III.1. Identité du lieu

En introduisant le concept de «place identity», Proshansky (1978) y identifie un ensemble référentiel complexe de relations, de comportements environnementaux, de préférences et d'attitudes vis-à-vis de l'environnement. Le concept d'identité serait inconcevable hors du système interactionnel liant activement l'individu à son environnement tant physique que social (Costalat‑Founeau, 1997). Le rapport transactionnel homme–environnement s'exprime particulièrement par le lien entretenu avec le cadre de vie. Ainsi, les interactions environnementales deviennent des éléments prépondérants à la construction de l'identité (Altman & Taylor, 1971 ; Altman, Vinsel & Brown, 1981). Tout en appuyant le rôle des interactions individuelles dans la construction de l'identité du lieu, d'autres auteurs y voient une construction collective produite et modifiée par le dialogue humain et les significations attribuées au cadre de vie (Dixon & Durheim, 2000).

Fried (1963) souligne le fait que l'environnement physique soit négligé dans l'approche de l'identité et de l'image de soi. Il considère que les sentiments de «l'identité spatiale» constituent des éléments fondamentaux au fonctionnement de l'être humain. L'identité spatiale se «base sur les souvenirs spatiaux, les images spatiales, le cadre spatial des activités et les composants implicites spatiaux de l'idéal et des aspirations» (Fried, 1963, p. 15). A l'encontre des théoriciens, Fried admet le rôle des facteurs cognitifs et affectifs dans l'attachement aux lieux. Toutefois, ses études confluent sur le thème de la maison dans le sens de «home», sur le sentiment du chez soi et plus particulièrement sur l'expérience du «chagrin» en cas de rupture relationnelle d'avec le chez soi. Dans ce contexte, il introduit la notion du «chagrin de la maison perdue» en déterminant un lien entre l'identité spatiale, le processus de socialisation et le sentiment du «chez soi». Fried décrit ainsi la perte incontrôlable du foyer qui déclenche un immense sentiment de peine. De ce fait, les individus éprouvent des sentiments de perte, d'impuissance, de colère et de dépression. Sa conception théorique de l'identité spatiale - comme un attachement émotionnel fort de l'individu à des espaces et des cadres déterminés - semble compatible avec la conception de l'identité du lieu établie par Proshansky (1983).
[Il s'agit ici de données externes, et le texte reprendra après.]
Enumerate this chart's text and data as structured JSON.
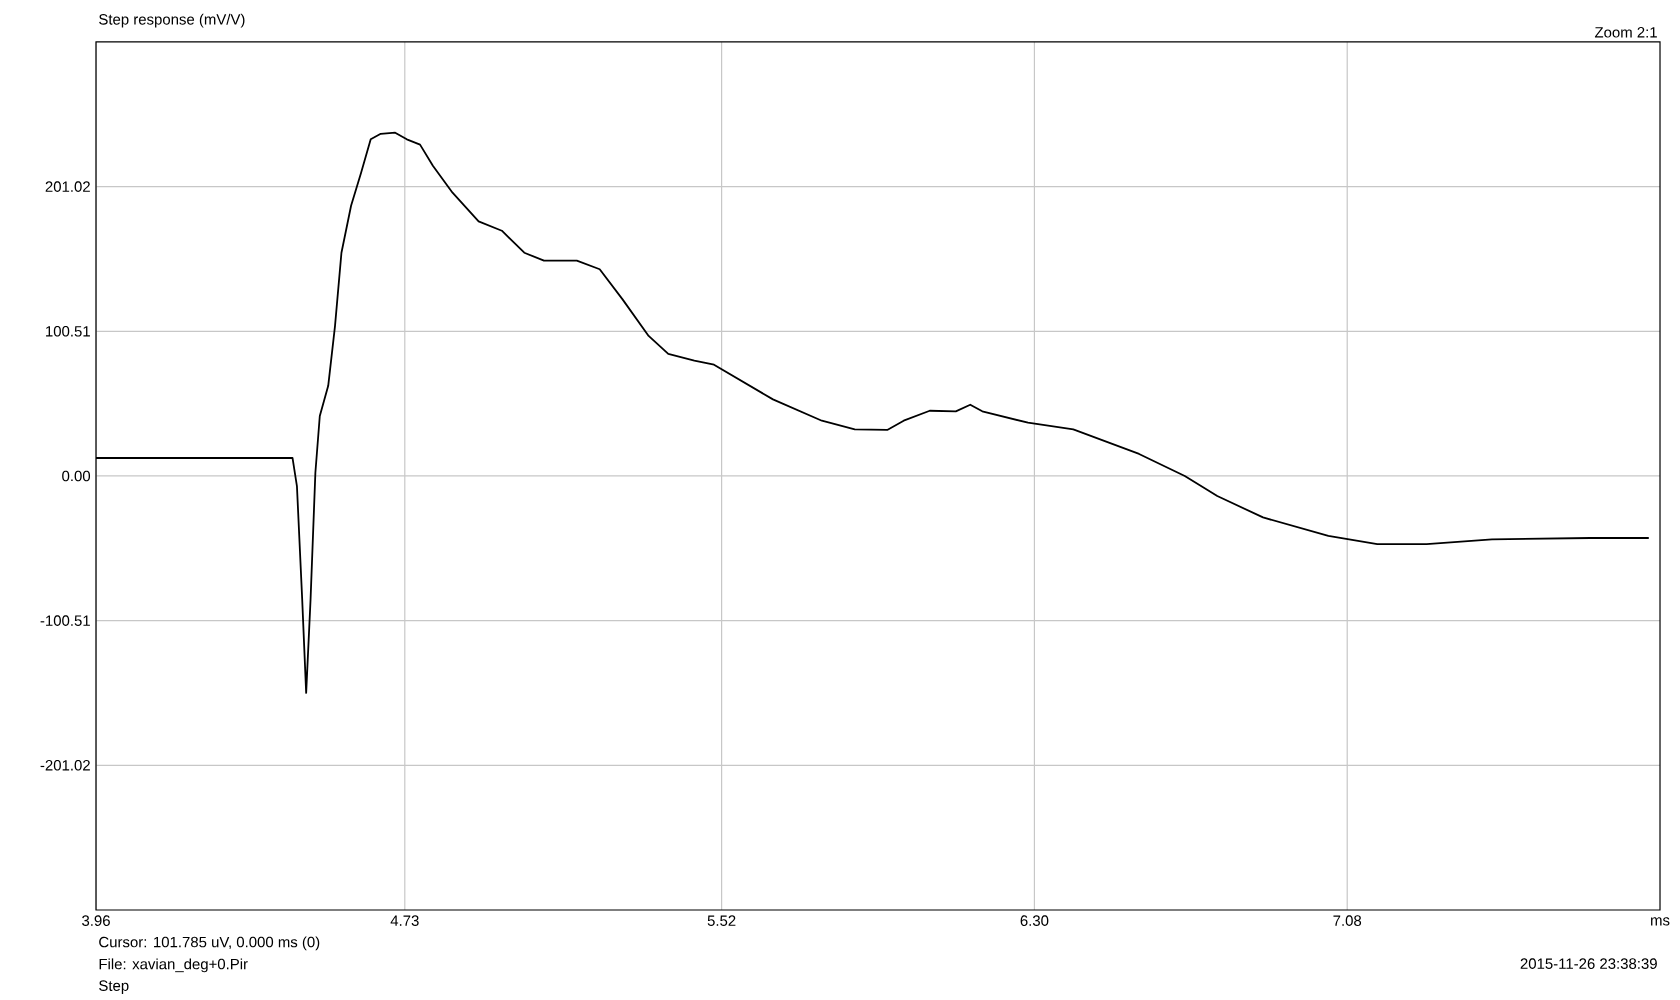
{
  "chart_data": {
    "type": "line",
    "title": "Step response (mV/V)",
    "xlabel": "ms",
    "x": [
      3.96,
      4.45,
      4.461,
      4.474,
      4.484,
      4.495,
      4.507,
      4.518,
      4.539,
      4.556,
      4.572,
      4.596,
      4.621,
      4.645,
      4.67,
      4.706,
      4.735,
      4.768,
      4.8,
      4.849,
      4.914,
      4.972,
      5.028,
      5.077,
      5.159,
      5.216,
      5.273,
      5.338,
      5.387,
      5.452,
      5.501,
      5.648,
      5.77,
      5.852,
      5.933,
      5.974,
      6.039,
      6.104,
      6.14,
      6.17,
      6.284,
      6.397,
      6.561,
      6.675,
      6.756,
      6.87,
      7.033,
      7.155,
      7.278,
      7.441,
      7.686,
      7.832
    ],
    "values": [
      12.5,
      12.5,
      -7.0,
      -85.0,
      -150.7,
      -85.8,
      2.2,
      41.7,
      62.6,
      104.3,
      155.1,
      187.7,
      210.7,
      233.9,
      237.7,
      238.5,
      233.9,
      230.2,
      215.5,
      196.8,
      176.9,
      170.4,
      155.1,
      149.6,
      149.6,
      143.6,
      122.7,
      97.3,
      84.8,
      80.1,
      77.3,
      53.2,
      38.4,
      32.4,
      32.0,
      38.4,
      45.3,
      44.9,
      49.5,
      44.9,
      37.0,
      32.4,
      15.3,
      0,
      -13.9,
      -28.8,
      -41.7,
      -47.3,
      -47.3,
      -44.1,
      -43.1,
      -43.1
    ],
    "color": "#000000",
    "xlim": [
      3.96,
      7.86
    ],
    "xticks": [
      3.96,
      4.73,
      5.52,
      {
        "value": 6.3,
        "label": "6.30"
      },
      7.08
    ],
    "ylim": [
      -301.53,
      301.53
    ],
    "yticks": [
      -201.02,
      -100.51,
      {
        "value": 0,
        "label": "0.00"
      },
      100.51,
      201.02
    ],
    "grid": true,
    "annotations": [
      "Zoom 2:1",
      "Cursor: 101.785 uV,    0.000 ms  (0)",
      "File: xavian_deg+0.Pir",
      "Step",
      "2015-11-26  23:38:39"
    ]
  }
}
L'identité spatiale a aussi capté l'attention des géographes humains. Le foyer [home] incarne cet espace de haute portée procurant à l'être humain un sens personnel et une valeur propre. Il est susceptible de favoriser et de développer un sentiment d'enracinement (Relph, 1976). Quant à Buttimer (1980), elle incorpore la notion de chez soi dans celle de l'identité du lieu. Cette dernière est fonction du degré de centration des activités importantes, dans et autour, du foyer. L'identité du lieu s'enracine dans la mesure où les espaces et les places deviennent l'objet des pensées, des évocations et des discussions (Tuan , 1980).